At the National Building Museum, Robert Bruegmann, a professor at the University of Illinois at Chicago, made some progress in restoring the reputation of Harry Weese, one of the great, but nearly totally forgotten, masters of modern American architecture. Designer of the Washington, D.C. Metro system, Arena Stage, and range of other residential and large-scale government projects, Weese was a man of many talents. However, his true capabilities can only be understood if we actually look beyond his architectural work, and his role as a developer, writer, and “nag, gadfly.”
In his later years, Weese took to financing architectural journals, acting as a developer of major residential projects, and writing many “letters to the editor”, making the case for preserving some great American buildings and infrastructure. He helped make sure Chicago kept its historic elevated “L” subway in the inner loop when the city wanted to tear it down and replace it with a subway line. Bruegmann says the enormous expense involved in replacing the surface rail line kept that project from moving forward, but Weese definitely crafted the case for the L that eventually won wide public support.
While his earlier residential projects have merit and show the impact Alvar Aalto had on his design approach, his work in D.C. didn’t take off until he created the original Arena Stage (Fichhandler Stage and then the Kreeger Theatre buildings) in southwest. The buildings have since been subsumed by Bing Thom’s masterful canopy-like building, but back then, they had a huge impact on that neighborhood (see earlier post on Bing Thom’s building).
Winning the D.C. Metro contract was “the apogee of his career,” said Bruegmann. Starting the project in 1966, Weese and his compatriot designers took a tour of the world’s subways systems. Weese was clearly influenced by the monumental underground stations in Moscow and St. Petersburg. In fact, six months after the tour, he already had the basic design scheme in place that mimiced the awesome nature of those stations.
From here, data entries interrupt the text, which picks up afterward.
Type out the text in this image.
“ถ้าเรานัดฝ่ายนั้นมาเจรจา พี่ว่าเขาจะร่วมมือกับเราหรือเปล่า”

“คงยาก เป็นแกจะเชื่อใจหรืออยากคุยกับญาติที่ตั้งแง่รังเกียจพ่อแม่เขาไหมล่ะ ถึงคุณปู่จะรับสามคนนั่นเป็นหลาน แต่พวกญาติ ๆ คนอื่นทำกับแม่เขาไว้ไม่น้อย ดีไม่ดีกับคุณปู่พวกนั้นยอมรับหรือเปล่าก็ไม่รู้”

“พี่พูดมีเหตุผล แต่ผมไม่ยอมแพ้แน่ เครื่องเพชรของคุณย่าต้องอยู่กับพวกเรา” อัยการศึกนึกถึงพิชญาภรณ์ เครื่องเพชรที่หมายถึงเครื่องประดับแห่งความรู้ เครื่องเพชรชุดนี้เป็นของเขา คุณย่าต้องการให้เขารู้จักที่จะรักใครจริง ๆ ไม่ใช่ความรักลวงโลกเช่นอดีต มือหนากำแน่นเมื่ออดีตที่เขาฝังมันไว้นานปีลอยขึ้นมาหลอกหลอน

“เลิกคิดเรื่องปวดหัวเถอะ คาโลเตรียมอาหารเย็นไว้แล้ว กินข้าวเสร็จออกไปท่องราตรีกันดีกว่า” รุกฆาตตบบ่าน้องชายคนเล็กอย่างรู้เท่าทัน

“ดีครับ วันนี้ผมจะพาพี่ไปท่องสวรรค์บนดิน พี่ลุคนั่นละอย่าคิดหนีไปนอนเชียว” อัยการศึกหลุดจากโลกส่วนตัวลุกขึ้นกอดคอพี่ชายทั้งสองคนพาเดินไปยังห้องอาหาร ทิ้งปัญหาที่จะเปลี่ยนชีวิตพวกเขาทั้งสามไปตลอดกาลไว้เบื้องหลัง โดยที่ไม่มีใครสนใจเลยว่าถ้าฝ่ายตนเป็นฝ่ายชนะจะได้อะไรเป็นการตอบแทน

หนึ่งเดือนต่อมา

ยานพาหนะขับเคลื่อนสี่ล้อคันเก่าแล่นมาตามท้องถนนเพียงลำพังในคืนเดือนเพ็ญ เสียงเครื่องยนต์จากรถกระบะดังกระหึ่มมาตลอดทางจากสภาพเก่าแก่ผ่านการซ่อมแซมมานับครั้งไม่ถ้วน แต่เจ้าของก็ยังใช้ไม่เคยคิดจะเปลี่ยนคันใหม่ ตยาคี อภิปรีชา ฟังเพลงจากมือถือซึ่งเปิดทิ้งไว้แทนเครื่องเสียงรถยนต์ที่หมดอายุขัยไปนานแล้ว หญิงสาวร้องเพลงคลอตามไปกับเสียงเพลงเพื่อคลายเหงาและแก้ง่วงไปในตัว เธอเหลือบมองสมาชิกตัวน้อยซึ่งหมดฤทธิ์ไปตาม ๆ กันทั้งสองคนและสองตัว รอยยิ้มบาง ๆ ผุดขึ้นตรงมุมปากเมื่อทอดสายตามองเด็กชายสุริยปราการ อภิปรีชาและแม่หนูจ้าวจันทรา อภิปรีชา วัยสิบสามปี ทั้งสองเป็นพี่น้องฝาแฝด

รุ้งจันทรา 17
Creating a range of options for the “bureaucracy” deciding on the design, he devised one initial design option that allowed for variations on the main Metro design theme. For example, in one option, some stations would have had “natural rock poking through into the stations.”
Despite his abhorrence for bureaucracy, it was actually the Fine Arts Commission that helped him perservere with this original vision. Two members of the Commission, Gordon Bunschaft and Aline Saarinen, argued that the Metro definitely needed one look “to maintain the integrity of the system.” The idea of a Metro made up of a hodge-podge of different stations was nixed, and ten years later, the system opened to acclaim.
Bruegmann believes the Washington, D.C. Metro is “one of the grandest examples of public space in American architecture” and “seems inevitable.” It may even be one of the greatest works of American architecture ever, he says.
Roger Lewis, an architect who writes for The Washington Post and has also worked on Metro design projects, says Weese would be displeased with the current state of the Metro. “Weese would say WMATA is mistreating this architecture.” He pointed to the many lights that have been allowed to permanently go out.
“Remedying the lighting problems” isn’t just needed so transit users can see the great architecture more clearly, but also to ensure the safety of everyday passengers. WMATA has told Lewis that a lack of funds is preventing a revamp of the outdated lighting systems.
Check out Bruegmann’s book on Harry Weese, an architect, Lewis said, who may not have gotten his due because his “style was so eclectic.”